Producer cashed in her IRA to fund film

“All truth passes through three stages,” Ky Dickens, a producer for commercial MK Films, says in her documentary “Fish Out of Water.” “First it is ridiculed. Second, it is violently opposed. And third, it is accepted as being self-evident.”

“Fish Out of Water” screened Sunday as the documentary centerpiece of the 29th Reeling: Chicago Lesbian & Gay International Film Festival.

Dickens interviewed religious figures, scholars and everyday Americans in more than 20 states about shifting religious, social and political views on homosexuality.

“I was surprised at how many ministers were will willing to speak up for gay and lesbians, especially in the rural south and Midwest,” Dickens says. “A few denominations in the protestant church are close to schism because so many church members disagree with their church’s stance on homosexuality.”

Dickens traces the seeds of “Fish Out of Water” to when she came out to her sorority sisters at Vanderbilt University in the late ?90s. “They reacted with unexpected judgment and religiously fueled homophobia,” Dickens says.

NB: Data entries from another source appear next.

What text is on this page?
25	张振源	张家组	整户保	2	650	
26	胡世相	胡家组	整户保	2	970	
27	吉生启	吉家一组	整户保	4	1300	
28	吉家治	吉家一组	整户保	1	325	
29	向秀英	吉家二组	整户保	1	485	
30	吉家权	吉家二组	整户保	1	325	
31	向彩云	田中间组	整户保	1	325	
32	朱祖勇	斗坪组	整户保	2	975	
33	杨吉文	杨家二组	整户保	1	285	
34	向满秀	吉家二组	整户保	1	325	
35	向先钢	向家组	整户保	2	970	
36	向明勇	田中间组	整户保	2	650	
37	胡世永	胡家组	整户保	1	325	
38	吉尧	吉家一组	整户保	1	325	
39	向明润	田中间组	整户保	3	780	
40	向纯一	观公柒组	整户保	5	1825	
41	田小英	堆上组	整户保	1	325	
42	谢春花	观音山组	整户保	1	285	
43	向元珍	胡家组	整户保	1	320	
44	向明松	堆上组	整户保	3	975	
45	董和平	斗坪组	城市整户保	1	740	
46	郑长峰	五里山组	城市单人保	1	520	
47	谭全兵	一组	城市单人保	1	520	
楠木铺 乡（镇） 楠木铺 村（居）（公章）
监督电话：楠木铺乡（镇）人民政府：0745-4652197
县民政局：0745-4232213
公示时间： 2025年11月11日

She turned to the bible for its take on homosexuality, and found there wasn’t much there. “Not only is the word ?homosexual’ never used in the Bible, as the word didn’t exist in Greek or Hebrew, but the verses used to condemn gays have been grossly misinterpreted,” she says.

“I instantly knew I wanted to make a film on the topic as there were very little tools out there that broke down this topic in an entertaining, accessible way.”